Sunday, November 21, 2010

Videogame Music

        I’ll start the blog off by reminding everyone that I am in high school and that I am in the symphonic orchestra for it. This is my director’s last year here, and he’s decided to end it with a twist. Recently he went to some music program, and discovered a little thing called Videogames Live. He decided that he liked what he heard and that it was good music and so now the orchestra is going to perform videogames live on stage tomorrow, and when I first heard  what we were doing the nerd side of me had a spasm. It’s been interesting practicing, the parts for videogame music is actually not as simple as I thought it would be. I have more respect for composers and the people who play the music for the game because I realize that it's not that easy anymore. The best part is that most of the music is from older games such as Kingdom Hearts or Advent Rising (which I didn’t like) so it let me reminisce on games that I used to play.

                                Oh Nerds
        The thing I like most about videogame music that sets it apart from most other music is that the music is always setting the tone, no matter how simplistic it is. In Halo, you’re fighting a grand space epic and thus the music in it is sweeping, full of action and build up, and when you’re playing the game it really immerses you in what you’re doing. In Civilization you’re playing different empires throughout different ages, and so the music is very varied and shows that you are the lord, king, president, whatever you choose to be over the game. Mass Effect, which is one of my favorite games, went for a somewhat Star Trek style, clean and futuristic, so the soundtrack has lots of synth and electronic, while the sequel Mass Effect 2 went for a more grand style, with lots of orchestration and big symphonies for the music. In the documentary for Gears of War 2 the composer stated that in some songs he wanted there to be frenzy, chaos, so he had the players do ridiculous things with their instruments. Videogame music is so very well done, even in trailers, and I love the way most games give a grand scale or intense music feel to the atmosphere.

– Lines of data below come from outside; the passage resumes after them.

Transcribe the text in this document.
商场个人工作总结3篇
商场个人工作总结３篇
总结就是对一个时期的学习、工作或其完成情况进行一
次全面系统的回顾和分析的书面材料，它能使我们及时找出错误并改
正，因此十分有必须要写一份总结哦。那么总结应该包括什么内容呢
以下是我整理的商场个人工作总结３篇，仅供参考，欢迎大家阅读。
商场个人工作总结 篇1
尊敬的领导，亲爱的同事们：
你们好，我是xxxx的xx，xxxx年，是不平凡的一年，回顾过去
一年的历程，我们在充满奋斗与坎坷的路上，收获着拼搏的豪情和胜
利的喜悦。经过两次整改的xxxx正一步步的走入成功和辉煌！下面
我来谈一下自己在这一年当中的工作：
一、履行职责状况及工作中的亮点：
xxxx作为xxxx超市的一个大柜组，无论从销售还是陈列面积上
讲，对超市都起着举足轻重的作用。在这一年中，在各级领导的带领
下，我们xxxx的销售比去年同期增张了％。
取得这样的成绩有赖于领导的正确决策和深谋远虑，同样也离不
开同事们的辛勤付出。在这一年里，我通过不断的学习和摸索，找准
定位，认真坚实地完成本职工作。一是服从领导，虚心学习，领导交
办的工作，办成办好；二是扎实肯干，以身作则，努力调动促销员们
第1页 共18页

         Not in the game itself, but still an epic trailer
           Conceived by Tommy Tallarico and Jack Wall, Videogames Live was created to perform videogame music to the public. They were attempting to raise awareness on the fact that videogame music was good and how culturally significant videogames are. In this regard it has been successful, as my director though that videogame music was lots of electronic and “bad” music but this has converted him into liking the music. During concerts they have the music live with special light effects as well as videos playing in the background. Sometimes the music will be very retro, featuring music from games like Tetris or Asteroids, and it's a joy for nerds like us to hear it.

                        Tommy Tallarico and Jack Wall
            For our orchestra we are playing the Halo theme, the one with the chanting/humming, Coronation and Baba Yetu from Civilization IV, Bounty Hunter Theme from Advent Rising, and Kingdom Hearts theme from Kingdom Hearts. These are all great songs, my favorites being Baba Yetu, the Halo theme, and the Kingdom Hearts one and the Bounty Hunter theme is somewhat lame while the Coronation is just boring to play. Baba Yetu is very relaxing and a nice thing to listen to, while the Halo theme is very grand and sweeping. The Kingdom Hearts theme is a very fantasy style song, very soaring and full of adventure. We have had multiple people work on this project outside of orchestra, such as the tech crew for the special light effects (which are pretty damn well done) as well as the video people (not sure what class/club they’re in) who did a good job putting the video for music together. Only complaint that I have with their videos is that most of the time it didn’t show what was fun about the games, such as in Civilization they only showed buildings not the leaders or gameplay, or in Halo they used mostly Reach where the song did not even show up in. This is mostly coming from my point of view, which I have to admit might be a little skewed because I hold most of these games very dearly to me and I’ve actually played them which I’m not sure the video crew has. Along with videogames live we’ll be playing a wide variety of music, from American Patrol (a medley of patriotic songs such as Yankee Doodle), Egmont Overture, Merry Wives, and La Traviata. Overall the music is pretty good, and the videogame music made it very fun for me to play this semester. If you go to my school hope I see you there.

                                          I love this song

Glak Out

                          Great Song, Lots of Fantasy Vibe

                      A Classic Song (But no guitar for us sadly)
          (Really simple song, but also really fun to play)
And to end this video portion I'm going to post a bunch of links, because if I embedded all the videos it would be too much. Also I couldn't find Merry Wives because apparently it's in a musical or something so I couldn't find a good recording of it. La Traviata Egmont Overture, the ending is the most fun *Sigh, Advent Rising............ Not bad, but not fun either, although it could be because we have noone singing in the background

1 comment:

  1. Also a little insider scoop the way we made the video match our playing at least we prerecorded it, handed it to the video people, they made the video around the recording, and then we play according to the video's recording.